Karen, my bike tour guide, is a bit shy as we pedal through the morning streets past the municipal baseball stadium. Women in worn flip flops are outside sweeping away the night's dirt and tossing buckets of water to clear the area outside their doors of the street. Kellan gave Karen specific directions: Talk simply, use gestures and try whatever she needs to to communicate. Tours are geared toward tourists who speak some Spanish but not a lot, so I'm the perfect mock tour candidate. We're already thinking outside the box. Outside the old train station, Karen tells me about the line that used to run here. I don't know the word for train, but I get the gist. "Toot toot?" I ask her, pulling an imaginary horn. "Si! Toot toot" A shirtless man outside a horse and bridle shop hangs leather straps of orange and yellow outside the wooden front and dogs lope around sniffing the pavement. Outside of town we get on a trail that was once a train line, bringing cargo of chickens, cows, vegetables and many other things here. When the train stopped running, people took the tracks for use or to sale. Now it's a dirt path that runs north to south, lined on either side by banana trees and humble homes.

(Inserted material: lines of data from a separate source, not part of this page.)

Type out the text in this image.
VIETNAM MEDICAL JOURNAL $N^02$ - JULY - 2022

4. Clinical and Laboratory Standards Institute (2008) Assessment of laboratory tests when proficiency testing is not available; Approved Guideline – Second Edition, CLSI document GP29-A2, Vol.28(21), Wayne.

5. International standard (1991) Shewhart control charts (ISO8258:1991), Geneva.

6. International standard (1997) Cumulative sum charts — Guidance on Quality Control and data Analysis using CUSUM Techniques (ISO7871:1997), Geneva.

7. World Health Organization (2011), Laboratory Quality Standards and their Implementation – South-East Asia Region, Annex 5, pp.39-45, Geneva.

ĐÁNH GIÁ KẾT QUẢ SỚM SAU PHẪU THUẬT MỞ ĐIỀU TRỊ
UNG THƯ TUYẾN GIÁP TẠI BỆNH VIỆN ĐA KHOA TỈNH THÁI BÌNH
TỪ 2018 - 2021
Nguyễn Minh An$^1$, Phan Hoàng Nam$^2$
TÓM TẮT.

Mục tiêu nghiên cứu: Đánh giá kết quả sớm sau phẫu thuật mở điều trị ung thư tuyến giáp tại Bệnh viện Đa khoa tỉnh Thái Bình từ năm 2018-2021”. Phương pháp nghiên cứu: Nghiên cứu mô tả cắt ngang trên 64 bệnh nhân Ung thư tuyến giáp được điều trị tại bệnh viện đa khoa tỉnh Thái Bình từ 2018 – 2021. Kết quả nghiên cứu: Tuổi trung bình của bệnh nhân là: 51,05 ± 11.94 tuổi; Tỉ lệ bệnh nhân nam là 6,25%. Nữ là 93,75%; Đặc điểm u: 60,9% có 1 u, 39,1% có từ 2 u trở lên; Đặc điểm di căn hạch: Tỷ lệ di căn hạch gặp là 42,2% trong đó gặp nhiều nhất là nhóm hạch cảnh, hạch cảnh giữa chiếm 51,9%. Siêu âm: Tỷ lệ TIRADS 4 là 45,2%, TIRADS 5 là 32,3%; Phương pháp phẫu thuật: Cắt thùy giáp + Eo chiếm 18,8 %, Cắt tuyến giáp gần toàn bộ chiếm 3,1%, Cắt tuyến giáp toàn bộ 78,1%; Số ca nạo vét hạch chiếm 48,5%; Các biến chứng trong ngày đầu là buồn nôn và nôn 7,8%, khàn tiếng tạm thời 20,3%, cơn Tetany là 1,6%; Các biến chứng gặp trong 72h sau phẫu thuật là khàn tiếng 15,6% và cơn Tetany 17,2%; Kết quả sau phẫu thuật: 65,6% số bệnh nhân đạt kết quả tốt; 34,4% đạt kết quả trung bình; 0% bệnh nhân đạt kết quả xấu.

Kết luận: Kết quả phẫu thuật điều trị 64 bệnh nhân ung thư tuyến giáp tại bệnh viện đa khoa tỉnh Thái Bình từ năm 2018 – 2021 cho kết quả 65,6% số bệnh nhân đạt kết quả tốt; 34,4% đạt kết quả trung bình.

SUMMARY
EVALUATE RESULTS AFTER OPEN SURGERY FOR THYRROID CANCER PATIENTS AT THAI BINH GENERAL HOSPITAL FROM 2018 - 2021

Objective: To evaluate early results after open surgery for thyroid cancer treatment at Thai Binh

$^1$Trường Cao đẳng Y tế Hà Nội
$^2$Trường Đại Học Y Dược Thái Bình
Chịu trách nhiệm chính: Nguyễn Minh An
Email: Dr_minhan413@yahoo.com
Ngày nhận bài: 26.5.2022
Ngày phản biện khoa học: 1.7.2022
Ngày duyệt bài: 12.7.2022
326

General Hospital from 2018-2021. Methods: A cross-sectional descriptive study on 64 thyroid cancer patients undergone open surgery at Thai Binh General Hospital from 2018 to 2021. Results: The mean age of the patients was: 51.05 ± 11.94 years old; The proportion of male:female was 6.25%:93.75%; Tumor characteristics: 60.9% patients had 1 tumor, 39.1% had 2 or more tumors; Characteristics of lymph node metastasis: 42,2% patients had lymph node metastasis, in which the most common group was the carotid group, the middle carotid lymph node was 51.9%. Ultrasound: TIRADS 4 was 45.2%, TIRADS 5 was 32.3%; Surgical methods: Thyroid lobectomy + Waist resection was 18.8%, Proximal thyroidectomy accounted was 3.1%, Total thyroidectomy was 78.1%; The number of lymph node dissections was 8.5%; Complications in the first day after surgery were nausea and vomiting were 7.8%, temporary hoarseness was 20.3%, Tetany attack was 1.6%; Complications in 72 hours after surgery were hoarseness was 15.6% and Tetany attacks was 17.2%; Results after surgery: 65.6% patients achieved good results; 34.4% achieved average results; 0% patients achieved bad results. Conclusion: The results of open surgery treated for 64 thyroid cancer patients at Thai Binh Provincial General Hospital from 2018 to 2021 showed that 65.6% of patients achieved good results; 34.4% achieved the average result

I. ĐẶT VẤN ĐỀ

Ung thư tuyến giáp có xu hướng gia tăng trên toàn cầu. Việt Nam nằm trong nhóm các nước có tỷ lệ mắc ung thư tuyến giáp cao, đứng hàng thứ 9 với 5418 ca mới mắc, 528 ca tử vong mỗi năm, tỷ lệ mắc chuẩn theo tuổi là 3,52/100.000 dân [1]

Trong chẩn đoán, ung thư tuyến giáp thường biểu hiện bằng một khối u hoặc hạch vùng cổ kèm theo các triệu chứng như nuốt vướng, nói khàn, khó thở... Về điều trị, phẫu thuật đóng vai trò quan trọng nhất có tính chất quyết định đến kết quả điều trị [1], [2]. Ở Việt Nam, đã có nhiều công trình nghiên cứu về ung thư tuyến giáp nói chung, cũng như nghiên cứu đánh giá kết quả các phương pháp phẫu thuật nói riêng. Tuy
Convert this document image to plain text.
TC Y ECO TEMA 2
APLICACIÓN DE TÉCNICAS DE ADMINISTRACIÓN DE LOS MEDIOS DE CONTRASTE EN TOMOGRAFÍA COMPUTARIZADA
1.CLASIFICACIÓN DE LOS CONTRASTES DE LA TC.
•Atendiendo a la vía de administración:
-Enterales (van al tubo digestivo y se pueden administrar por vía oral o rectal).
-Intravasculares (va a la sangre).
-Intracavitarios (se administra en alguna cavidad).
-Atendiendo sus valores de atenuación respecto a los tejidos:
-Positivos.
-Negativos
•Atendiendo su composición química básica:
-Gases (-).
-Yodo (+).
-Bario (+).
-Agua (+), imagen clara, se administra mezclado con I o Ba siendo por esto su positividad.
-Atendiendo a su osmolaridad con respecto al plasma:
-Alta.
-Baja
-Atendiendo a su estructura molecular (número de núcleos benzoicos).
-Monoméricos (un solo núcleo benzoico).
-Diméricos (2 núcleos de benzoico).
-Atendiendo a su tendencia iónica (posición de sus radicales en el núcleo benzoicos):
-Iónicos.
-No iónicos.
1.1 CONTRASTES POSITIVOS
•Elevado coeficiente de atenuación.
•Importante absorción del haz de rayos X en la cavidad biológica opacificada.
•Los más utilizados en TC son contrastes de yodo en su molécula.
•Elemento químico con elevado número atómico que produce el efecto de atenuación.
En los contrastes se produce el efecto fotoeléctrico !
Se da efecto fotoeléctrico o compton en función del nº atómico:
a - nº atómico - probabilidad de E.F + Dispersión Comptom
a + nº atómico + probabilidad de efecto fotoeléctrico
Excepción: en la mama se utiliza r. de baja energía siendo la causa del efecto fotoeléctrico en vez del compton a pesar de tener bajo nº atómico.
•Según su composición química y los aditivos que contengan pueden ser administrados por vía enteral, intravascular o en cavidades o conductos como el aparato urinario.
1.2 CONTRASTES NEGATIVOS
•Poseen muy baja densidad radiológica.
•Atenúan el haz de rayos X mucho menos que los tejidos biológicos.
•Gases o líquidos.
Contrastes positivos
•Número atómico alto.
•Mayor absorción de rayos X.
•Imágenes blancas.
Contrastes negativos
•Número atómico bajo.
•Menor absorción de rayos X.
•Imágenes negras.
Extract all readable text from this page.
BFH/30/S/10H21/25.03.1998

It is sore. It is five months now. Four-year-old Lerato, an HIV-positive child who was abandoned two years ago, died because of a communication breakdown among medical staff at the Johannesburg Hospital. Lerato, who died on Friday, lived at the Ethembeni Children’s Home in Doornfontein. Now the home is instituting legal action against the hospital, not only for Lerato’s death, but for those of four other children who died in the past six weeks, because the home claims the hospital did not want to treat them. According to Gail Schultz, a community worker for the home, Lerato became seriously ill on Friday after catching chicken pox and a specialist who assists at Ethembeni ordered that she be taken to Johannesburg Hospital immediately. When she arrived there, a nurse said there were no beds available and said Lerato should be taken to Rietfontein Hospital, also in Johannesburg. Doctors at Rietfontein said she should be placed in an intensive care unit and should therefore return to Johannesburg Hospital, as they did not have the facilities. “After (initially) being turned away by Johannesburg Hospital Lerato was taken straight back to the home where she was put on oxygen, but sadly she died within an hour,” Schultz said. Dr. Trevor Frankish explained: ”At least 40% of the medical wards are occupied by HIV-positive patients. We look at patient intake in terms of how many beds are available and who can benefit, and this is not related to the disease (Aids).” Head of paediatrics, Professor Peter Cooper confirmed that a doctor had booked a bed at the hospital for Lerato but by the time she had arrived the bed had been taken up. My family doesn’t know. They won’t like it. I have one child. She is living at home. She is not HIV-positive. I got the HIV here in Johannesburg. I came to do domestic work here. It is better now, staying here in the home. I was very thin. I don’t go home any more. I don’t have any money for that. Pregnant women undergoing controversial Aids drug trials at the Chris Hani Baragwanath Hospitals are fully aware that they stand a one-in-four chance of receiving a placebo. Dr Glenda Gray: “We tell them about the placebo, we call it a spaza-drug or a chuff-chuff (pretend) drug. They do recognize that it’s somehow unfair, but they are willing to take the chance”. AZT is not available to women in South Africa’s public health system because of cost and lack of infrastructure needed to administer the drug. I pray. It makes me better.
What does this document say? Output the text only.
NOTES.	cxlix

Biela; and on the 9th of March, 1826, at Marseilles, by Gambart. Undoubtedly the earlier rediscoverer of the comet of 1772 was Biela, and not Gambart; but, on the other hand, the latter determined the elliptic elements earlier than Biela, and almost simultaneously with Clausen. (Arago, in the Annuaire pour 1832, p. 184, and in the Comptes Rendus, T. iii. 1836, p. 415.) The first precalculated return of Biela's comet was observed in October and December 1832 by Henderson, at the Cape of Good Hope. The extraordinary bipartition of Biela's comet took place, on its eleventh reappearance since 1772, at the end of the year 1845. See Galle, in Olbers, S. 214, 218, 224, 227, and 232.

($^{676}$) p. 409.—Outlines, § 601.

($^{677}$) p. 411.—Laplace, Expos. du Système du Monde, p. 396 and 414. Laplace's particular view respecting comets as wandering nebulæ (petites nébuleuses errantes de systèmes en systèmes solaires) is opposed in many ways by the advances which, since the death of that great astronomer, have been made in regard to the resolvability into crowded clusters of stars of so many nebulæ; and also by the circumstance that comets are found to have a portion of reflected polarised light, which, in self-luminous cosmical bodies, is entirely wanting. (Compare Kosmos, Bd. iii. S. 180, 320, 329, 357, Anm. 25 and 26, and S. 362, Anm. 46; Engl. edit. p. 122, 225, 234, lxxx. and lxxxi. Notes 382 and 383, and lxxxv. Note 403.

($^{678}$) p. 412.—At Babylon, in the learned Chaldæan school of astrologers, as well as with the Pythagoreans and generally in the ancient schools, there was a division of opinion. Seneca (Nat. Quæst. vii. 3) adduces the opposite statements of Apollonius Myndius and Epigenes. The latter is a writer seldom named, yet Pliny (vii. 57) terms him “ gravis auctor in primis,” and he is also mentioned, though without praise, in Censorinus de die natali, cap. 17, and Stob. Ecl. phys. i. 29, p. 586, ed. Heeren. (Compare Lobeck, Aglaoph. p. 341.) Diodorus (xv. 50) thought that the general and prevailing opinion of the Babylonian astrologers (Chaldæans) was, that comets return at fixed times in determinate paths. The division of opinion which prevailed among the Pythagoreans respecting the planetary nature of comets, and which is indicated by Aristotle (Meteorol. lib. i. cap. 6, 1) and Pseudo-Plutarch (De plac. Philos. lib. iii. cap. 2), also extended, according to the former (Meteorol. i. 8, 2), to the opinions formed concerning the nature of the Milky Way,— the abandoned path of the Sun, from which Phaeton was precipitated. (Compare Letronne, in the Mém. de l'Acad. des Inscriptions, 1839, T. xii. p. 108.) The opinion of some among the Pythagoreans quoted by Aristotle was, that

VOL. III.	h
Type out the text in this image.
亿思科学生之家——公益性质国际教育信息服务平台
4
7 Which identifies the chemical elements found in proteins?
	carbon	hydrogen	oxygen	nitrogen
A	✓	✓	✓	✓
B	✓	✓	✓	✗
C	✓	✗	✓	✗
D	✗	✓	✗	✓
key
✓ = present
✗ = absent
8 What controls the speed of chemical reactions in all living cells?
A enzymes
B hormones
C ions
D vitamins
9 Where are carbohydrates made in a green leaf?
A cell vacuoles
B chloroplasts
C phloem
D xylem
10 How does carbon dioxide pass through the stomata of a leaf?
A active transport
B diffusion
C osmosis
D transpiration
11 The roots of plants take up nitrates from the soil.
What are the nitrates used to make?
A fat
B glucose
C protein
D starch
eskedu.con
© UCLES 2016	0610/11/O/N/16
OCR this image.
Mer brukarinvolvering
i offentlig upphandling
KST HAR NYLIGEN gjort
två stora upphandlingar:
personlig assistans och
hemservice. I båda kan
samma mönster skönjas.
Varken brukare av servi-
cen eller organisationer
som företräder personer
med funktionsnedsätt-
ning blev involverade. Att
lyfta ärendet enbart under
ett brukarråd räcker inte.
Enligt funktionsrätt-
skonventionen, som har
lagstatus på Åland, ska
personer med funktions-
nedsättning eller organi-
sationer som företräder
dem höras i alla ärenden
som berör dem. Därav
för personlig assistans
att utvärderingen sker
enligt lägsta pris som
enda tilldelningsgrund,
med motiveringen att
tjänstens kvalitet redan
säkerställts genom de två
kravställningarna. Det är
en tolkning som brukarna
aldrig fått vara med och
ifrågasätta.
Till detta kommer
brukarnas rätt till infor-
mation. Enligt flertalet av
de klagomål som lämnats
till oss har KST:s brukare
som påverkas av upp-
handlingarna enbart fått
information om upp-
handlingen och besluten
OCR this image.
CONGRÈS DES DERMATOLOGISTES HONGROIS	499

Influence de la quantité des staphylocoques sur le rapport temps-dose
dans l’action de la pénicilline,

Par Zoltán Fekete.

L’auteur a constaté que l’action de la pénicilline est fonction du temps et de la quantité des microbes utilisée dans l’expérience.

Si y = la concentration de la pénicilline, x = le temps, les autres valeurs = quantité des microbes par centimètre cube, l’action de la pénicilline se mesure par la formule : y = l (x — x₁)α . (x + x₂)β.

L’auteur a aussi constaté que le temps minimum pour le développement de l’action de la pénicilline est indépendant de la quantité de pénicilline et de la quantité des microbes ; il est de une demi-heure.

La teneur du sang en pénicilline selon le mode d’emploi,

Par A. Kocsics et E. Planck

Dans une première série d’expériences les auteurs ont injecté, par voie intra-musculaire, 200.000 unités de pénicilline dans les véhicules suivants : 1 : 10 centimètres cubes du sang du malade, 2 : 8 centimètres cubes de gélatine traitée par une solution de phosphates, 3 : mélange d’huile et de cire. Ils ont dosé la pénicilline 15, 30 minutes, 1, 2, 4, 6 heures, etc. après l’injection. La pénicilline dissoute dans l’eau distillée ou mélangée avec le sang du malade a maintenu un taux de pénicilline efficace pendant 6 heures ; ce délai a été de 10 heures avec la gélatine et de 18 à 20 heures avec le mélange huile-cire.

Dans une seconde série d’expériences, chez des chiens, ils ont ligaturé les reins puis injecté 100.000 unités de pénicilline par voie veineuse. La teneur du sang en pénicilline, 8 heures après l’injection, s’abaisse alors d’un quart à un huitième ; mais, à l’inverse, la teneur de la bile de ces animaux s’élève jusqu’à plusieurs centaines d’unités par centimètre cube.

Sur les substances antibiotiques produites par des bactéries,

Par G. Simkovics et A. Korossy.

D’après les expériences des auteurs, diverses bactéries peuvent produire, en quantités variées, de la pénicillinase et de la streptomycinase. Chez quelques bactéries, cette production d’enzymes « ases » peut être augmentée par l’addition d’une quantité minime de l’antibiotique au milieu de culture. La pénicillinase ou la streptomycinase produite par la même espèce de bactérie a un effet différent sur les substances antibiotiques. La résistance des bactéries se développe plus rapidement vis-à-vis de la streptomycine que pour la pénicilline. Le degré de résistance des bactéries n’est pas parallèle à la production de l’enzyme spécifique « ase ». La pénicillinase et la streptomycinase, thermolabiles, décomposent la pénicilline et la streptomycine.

The government provided land to homeless and very poor people and we are passing them now. The homes are extremely humble, made of adobe (mud, water and dung then dried), scraps of wood and sheets of plastic or sometimes all three. They have latrines with walls of plastic, outdoor adobe ovens and very few belongings. Everyone we pass smiles and says, "Adios." At a communal well, Kellan and Yacarely wash their faces and I spot frehshly-formed adobe drying in the sun. I ask the man to take his picture with his handiwork. I have never seen adobe before. On a bridge, a man is fishing with a net for dinner and often we stop to let other cyclists, women with bags and two young boys hauling a stack of firewood three feet high by. A boy on an ox-drawn cart rattles by, the oxen protesting in the heat. On the way back, we stop at the adobe man's house so I can see his homemade oven.